For the next two days, it would just be John and me.

John, a man ten years my senior, who was suddenly eager to profess his love and ready to dump his live-in boyfriend of two years for me.

At that point, I was uncomfortable.

Probably not the kind of uncomfortable that Ron Paul allegedly feels around gay people, but the kind of discomfort that I might have also felt had John been a girl who I was not interested in dating.

Though I have to admit that had John been a girl, my level of discomfort would not have been so great. Perhaps because I had been hit on by girls I did not like before and had learned to handle those situations, but also because I was 22 and had never had an openly gay friend before.

Suddenly this friend and colleague was speaking to me in a way that no man had ever spoken to me before, so yes, I was uncomfortable.

Eventually we returned to our restaurant and settled into our familiar routines. John never spoke openly about his sexuality to me again, and though I would occasionally ask how his boyfriend was doing, I never spoke about it either.

But that makes sense. Right? I don’t talk about my sexuality with my straight friends, so why would John’s homosexuality ever become a source of continued conversation? John was gay, but that was only one aspect of his character. In my world, it was more important that he was an effective manager, a responsible person, and a trustworthy friend.
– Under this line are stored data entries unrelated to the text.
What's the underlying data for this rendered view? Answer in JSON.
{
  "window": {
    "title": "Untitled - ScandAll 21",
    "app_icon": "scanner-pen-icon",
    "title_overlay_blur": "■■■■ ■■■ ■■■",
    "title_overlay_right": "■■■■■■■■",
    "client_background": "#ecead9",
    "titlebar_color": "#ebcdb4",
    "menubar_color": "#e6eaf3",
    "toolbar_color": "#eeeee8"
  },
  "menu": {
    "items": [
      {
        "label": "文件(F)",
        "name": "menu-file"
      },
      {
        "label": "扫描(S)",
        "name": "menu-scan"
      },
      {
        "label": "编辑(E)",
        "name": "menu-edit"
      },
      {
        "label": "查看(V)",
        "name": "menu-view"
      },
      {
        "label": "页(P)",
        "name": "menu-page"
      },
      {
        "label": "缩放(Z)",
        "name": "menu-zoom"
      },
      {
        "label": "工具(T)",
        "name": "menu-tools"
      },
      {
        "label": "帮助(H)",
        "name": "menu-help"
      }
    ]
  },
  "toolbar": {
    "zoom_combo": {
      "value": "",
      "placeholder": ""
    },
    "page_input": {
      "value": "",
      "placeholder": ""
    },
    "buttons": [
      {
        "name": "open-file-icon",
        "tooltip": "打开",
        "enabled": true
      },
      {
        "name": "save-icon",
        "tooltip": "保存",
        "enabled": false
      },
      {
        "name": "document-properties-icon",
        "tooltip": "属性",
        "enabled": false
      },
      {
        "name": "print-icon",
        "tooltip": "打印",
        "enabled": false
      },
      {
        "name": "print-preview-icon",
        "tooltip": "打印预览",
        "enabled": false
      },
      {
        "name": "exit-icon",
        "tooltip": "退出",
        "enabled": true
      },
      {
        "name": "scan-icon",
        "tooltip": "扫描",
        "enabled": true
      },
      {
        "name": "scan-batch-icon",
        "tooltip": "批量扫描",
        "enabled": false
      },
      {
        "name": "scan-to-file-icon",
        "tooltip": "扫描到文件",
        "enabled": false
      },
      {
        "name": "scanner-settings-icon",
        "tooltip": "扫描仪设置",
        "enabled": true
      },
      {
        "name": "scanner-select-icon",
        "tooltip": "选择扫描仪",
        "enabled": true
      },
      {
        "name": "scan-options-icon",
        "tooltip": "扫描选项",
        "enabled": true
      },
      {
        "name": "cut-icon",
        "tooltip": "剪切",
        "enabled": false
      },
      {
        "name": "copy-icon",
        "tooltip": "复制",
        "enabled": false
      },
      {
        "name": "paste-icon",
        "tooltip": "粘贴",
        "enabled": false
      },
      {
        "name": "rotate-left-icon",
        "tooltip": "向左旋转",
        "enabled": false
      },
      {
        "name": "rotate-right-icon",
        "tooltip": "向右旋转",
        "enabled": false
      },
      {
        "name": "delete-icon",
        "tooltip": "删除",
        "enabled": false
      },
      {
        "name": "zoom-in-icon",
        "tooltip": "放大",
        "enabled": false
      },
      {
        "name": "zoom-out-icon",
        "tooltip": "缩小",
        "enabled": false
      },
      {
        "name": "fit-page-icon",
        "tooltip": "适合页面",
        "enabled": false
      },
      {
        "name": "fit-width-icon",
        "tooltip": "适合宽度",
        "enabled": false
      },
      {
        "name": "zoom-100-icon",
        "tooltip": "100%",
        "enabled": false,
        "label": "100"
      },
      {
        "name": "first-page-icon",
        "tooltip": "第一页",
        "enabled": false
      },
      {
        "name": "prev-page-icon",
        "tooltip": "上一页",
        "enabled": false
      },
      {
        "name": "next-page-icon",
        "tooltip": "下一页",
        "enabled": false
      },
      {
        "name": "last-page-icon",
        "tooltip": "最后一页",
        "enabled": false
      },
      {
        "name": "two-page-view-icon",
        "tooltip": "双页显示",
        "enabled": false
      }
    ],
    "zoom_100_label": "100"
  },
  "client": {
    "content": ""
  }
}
Still, at the time, it felt as if the elephant had returned to the room, and I felt bad about it. John had shared something very personal with me, and as far as I knew, he had only shared that information with one other person in our restaurant. In failing to ever speak about it again, I suspect that John’s embarrassment over our conversation in the car never completely went away.

That conversation had become a second elephant in the room, and in many ways, a much larger elephant.

Had I met John later in life, and had that conversation taken place ten years later, I suspect that I my level of discomfort would have been minimal.

Perhaps nonexistent.

I also suspect that I would have handled it in such a way as to strengthen our friendship rather than hinder it. John needed someone much smarter and much wiser than me that day. He needed someone who could’ve recognized his vulnerability in that moment and said something to lighten his load and somehow transform his declarations of love into something more positive.

Because of my discomfort, I just wanted it to end as quickly as possible.

I’ve always regretted not handling it better.